Not only do I have little interest in this area, but I didn’t feel my readers would gain a great deal either. However, I was dead wrong on this one, and I seldom admit to that.
I’ve worked in and around projects, project managers and teams throughout my career and, to be quite honest, usually felt overwhelmed with what I considered to be a challenge. For instance, how do you feel when you hear some of the following terms: Charter, stakeholders, SWOTS, risk assessments, spreadsheets, Mitigation plans, tracking software, Dashboards. Gantt charts, and RAG indicators? I don’t know about you, but hearing all of this terminology makes me want to turn tail and run.
So why am I sharing my recent discovery of The Project Whisperer? Well, there are several good reasons.
- I’ve often shared my strong belief in the importance of a book’s title to its overall success. I must admit that I was captivated by this title for obvious reasons. The term “Whisperer” may bring to mind books, TV programs or movies such as The Ghost Whisperer, The Horse Whisperer or The Dog Whisperer … each of which focused on natural practitioners who possessed and shared their unique insight on their chosen field of interest. I believe this can be said of author Pam Stanton. This Yale graduate has traveled the world and invested 25 years working for some very impressive organizations such as Johnson & Johnson, Prudential Insurance and the United Way to name just a few. She shares that experience in a very humorous but educational approach to the subject of project management.

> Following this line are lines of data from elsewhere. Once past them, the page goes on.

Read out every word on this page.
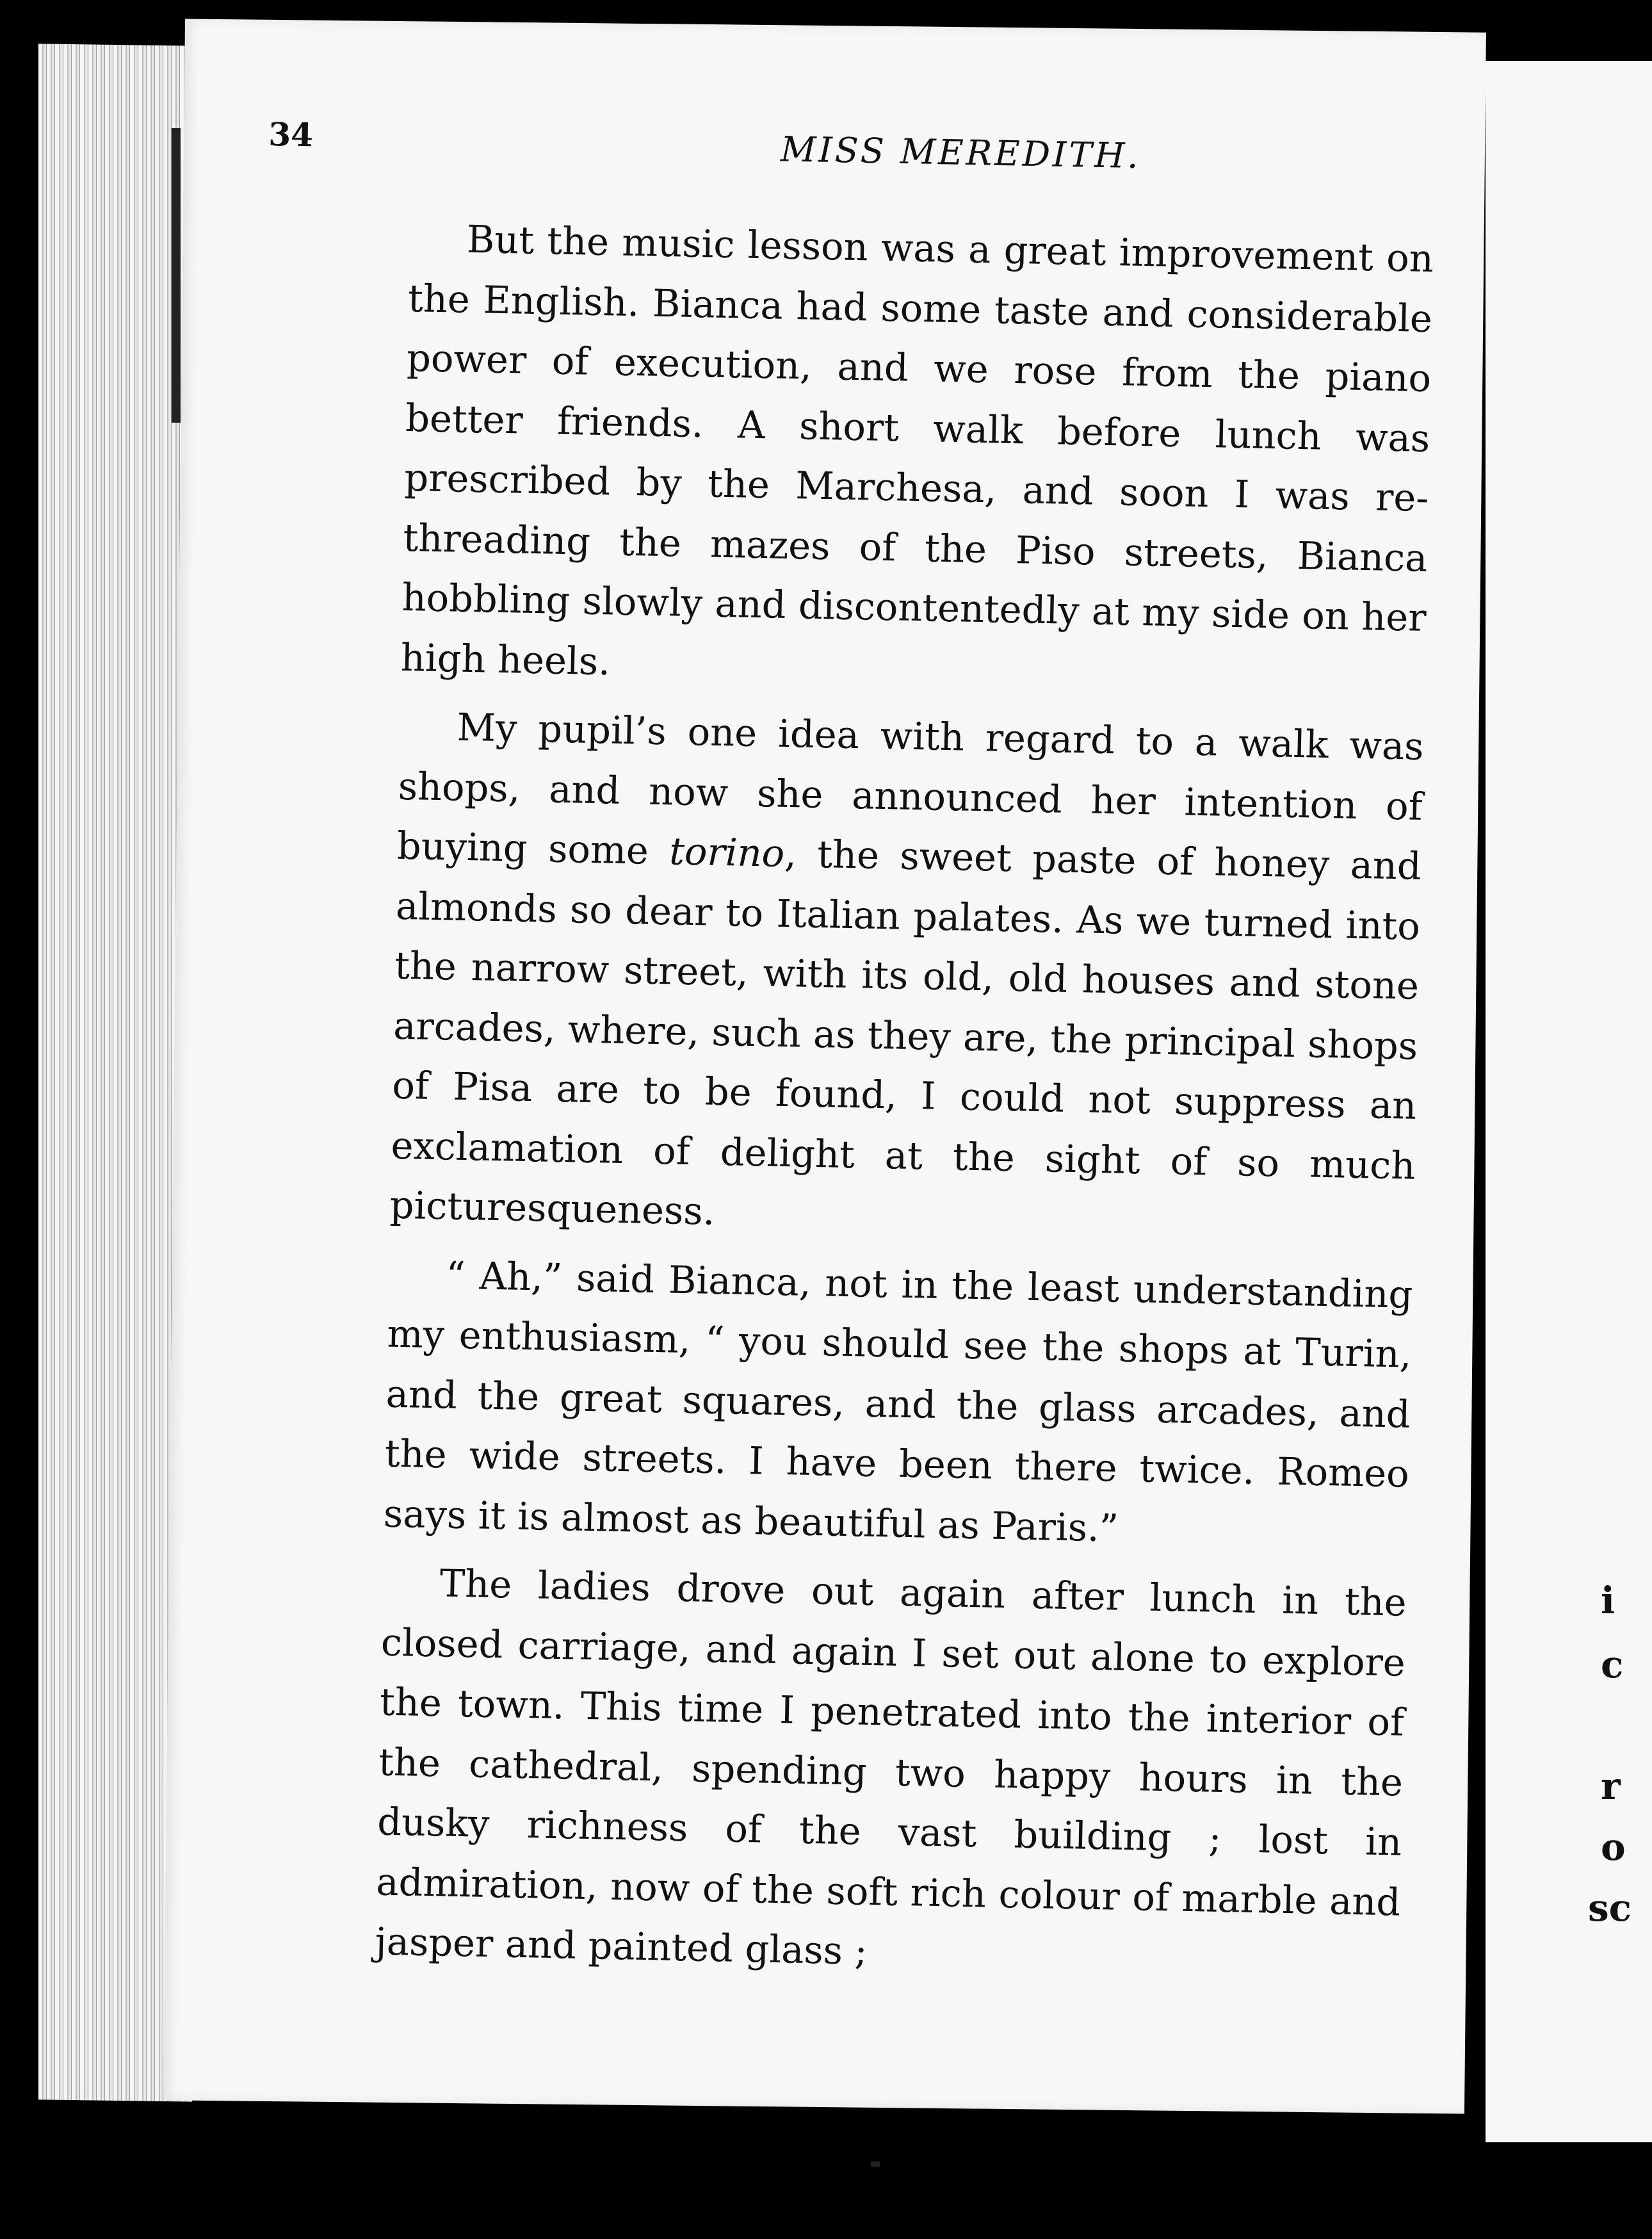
i
c
r
o
sc
34	MISS MEREDITH.

But the music lesson was a great improvement on the English. Bianca had some taste and considerable power of execution, and we rose from the piano better friends. A short walk before lunch was prescribed by the Marchesa, and soon I was re-threading the mazes of the Piso streets, Bianca hobbling slowly and discontentedly at my side on her high heels.

My pupil’s one idea with regard to a walk was shops, and now she announced her intention of buying some torino, the sweet paste of honey and almonds so dear to Italian palates. As we turned into the narrow street, with its old, old houses and stone arcades, where, such as they are, the principal shops of Pisa are to be found, I could not suppress an exclamation of delight at the sight of so much picturesqueness.

“ Ah,” said Bianca, not in the least understanding my enthusiasm, “ you should see the shops at Turin, and the great squares, and the glass arcades, and the wide streets. I have been there twice. Romeo says it is almost as beautiful as Paris.”

The ladies drove out again after lunch in the closed carriage, and again I set out alone to explore the town. This time I penetrated into the interior of the cathedral, spending two happy hours in the dusky richness of the vast building ; lost in admiration, now of the soft rich colour of marble and jasper and painted glass ;
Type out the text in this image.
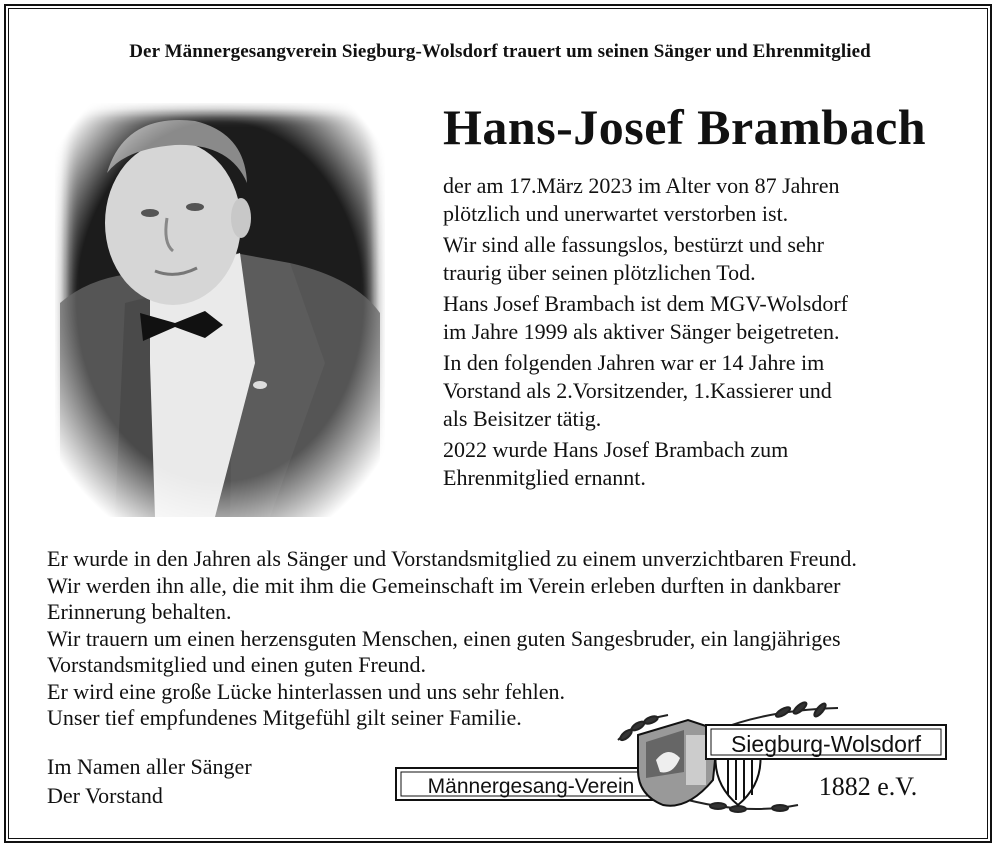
Der Männergesangverein Siegburg-Wolsdorf trauert um seinen Sänger und Ehrenmitglied
Hans-Josef Brambach

der am 17.März 2023 im Alter von 87 Jahren
plötzlich und unerwartet verstorben ist.

Wir sind alle fassungslos, bestürzt und sehr
traurig über seinen plötzlichen Tod.

Hans Josef Brambach ist dem MGV-Wolsdorf
im Jahre 1999 als aktiver Sänger beigetreten.

In den folgenden Jahren war er 14 Jahre im
Vorstand als 2.Vorsitzender, 1.Kassierer und
als Beisitzer tätig.

2022 wurde Hans Josef Brambach zum
Ehrenmitglied ernannt.

Er wurde in den Jahren als Sänger und Vorstandsmitglied zu einem unverzichtbaren Freund.
Wir werden ihn alle, die mit ihm die Gemeinschaft im Verein erleben durften in dankbarer
Erinnerung behalten.
Wir trauern um einen herzensguten Menschen, einen guten Sangesbruder, ein langjähriges
Vorstandsmitglied und einen guten Freund.
Er wird eine große Lücke hinterlassen und uns sehr fehlen.
Unser tief empfundenes Mitgefühl gilt seiner Familie.
Im Namen aller Sänger
Der Vorstand	Männergesang-Verein
Siegburg-Wolsdorf
1882 e.V.
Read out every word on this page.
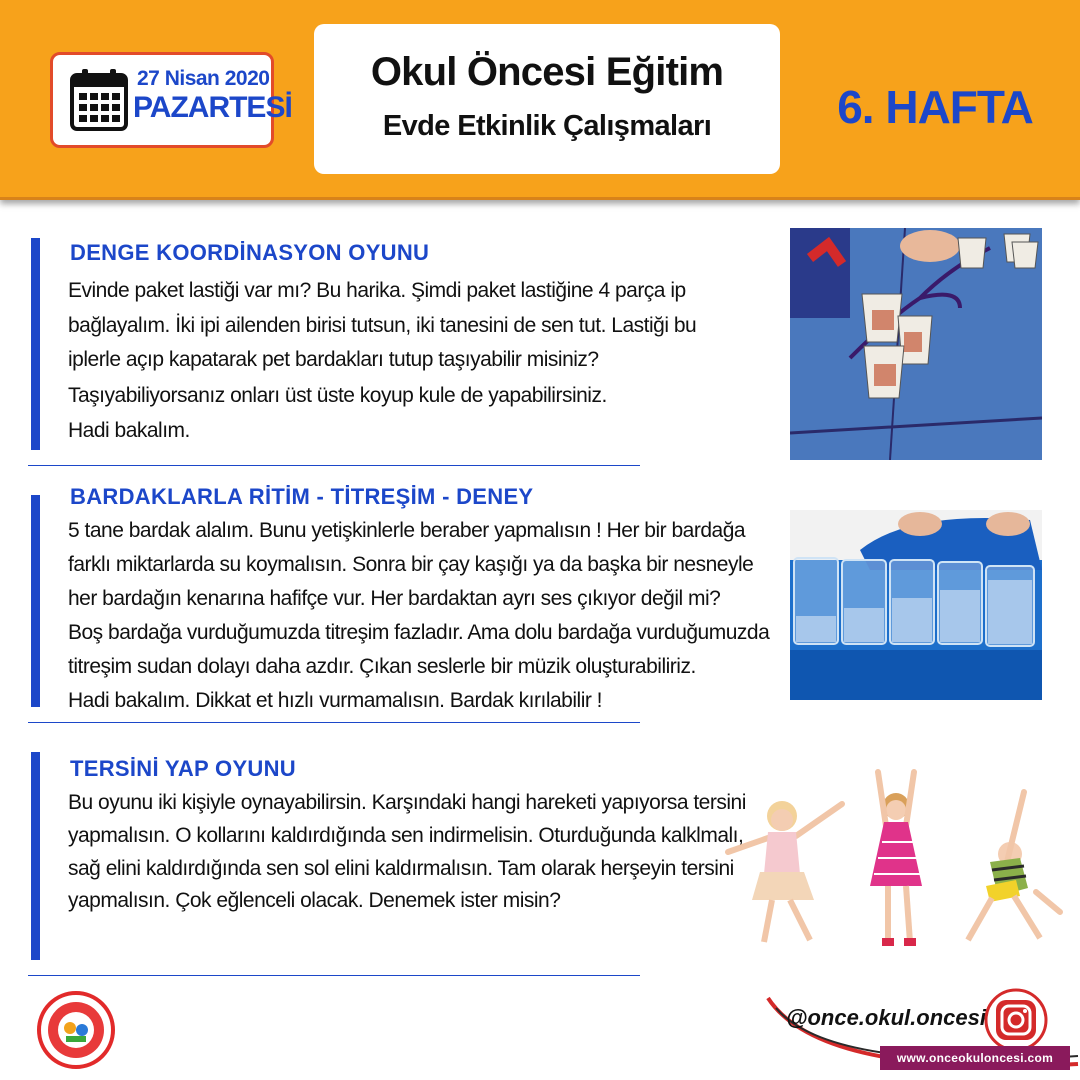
27 Nisan 2020
PAZARTESİ
Okul Öncesi Eğitim
Evde Etkinlik Çalışmaları	6. HAFTA
DENGE KOORDİNASYON OYUNU

Evinde paket lastiği var mı? Bu harika. Şimdi paket lastiğine 4 parça ip

bağlayalım. İki ipi ailenden birisi tutsun, iki tanesini de sen tut. Lastiği bu

iplerle açıp kapatarak pet bardakları tutup taşıyabilir misiniz?

Taşıyabiliyorsanız onları üst üste koyup kule de yapabilirsiniz.

Hadi bakalım.

BARDAKLARLA RİTİM - TİTREŞİM - DENEY

5 tane bardak alalım. Bunu yetişkinlerle beraber yapmalısın ! Her bir bardağa

farklı miktarlarda su koymalısın. Sonra bir çay kaşığı ya da başka bir nesneyle

her bardağın kenarına hafifçe vur. Her bardaktan ayrı ses çıkıyor değil mi?

Boş bardağa vurduğumuzda titreşim fazladır. Ama dolu bardağa vurduğumuzda

titreşim sudan dolayı daha azdır. Çıkan seslerle bir müzik oluşturabiliriz.

Hadi bakalım. Dikkat et hızlı vurmamalısın. Bardak kırılabilir !

TERSİNİ YAP OYUNU

Bu oyunu iki kişiyle oynayabilirsin. Karşındaki hangi hareketi yapıyorsa tersini

yapmalısın. O kollarını kaldırdığında sen indirmelisin. Oturduğunda kalklmalı,

sağ elini kaldırdığında sen sol elini kaldırmalısın. Tam olarak herşeyin tersini

yapmalısın. Çok eğlenceli olacak. Denemek ister misin?

@once.okul.oncesi
www.onceokuloncesi.com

- I must admit that her subtitle (Understanding the Human Part of the Gantt Chart) caught my attention as well. A Gantt Chart, in short, is a type of bar chart that illustrates a project schedule. Her insinuation that there was a human part to a project intrigued me.
- I’ve always felt that chapter titles were a critical element in grabbing the attention and interest of potential readers. Pam excels in this area with chapter titles that beacon you to explore their content. Here are a few which I never would have associated with project management.
- The Assassination of Julius Caesar
- Burgers with a Side of Chaos
- A Little Oatmeal Goes a Long Way
- The Horseshoe and the Party Horn
- Tea for Ten Thousand
I couldn’t wait to see how she bridged these unusual titles to her content, and I certainly wasn’t disappointed. She successfully utilized a terrific sense of human to data and case histories which made project management perfectly understandable.
Throughout this book (88 pages), the author focuses on the revelation that the “magic” to delivering successful business projects lies not in methodology but in PEOPLE! She employs graphics, definitions, case histories, and 48 content-related tips to take the reader on the seven stages of a project teams journey to success.
Whether you realize it or not, project management is critical to the success and growth of organizations in every industry today. Understanding the human dynamics of projects will certainly enlighten you as to the nuts and bolts of what may have, until now, seemed alien to you. Nobody clarifies the process as well as Pam Stanton. Check it out.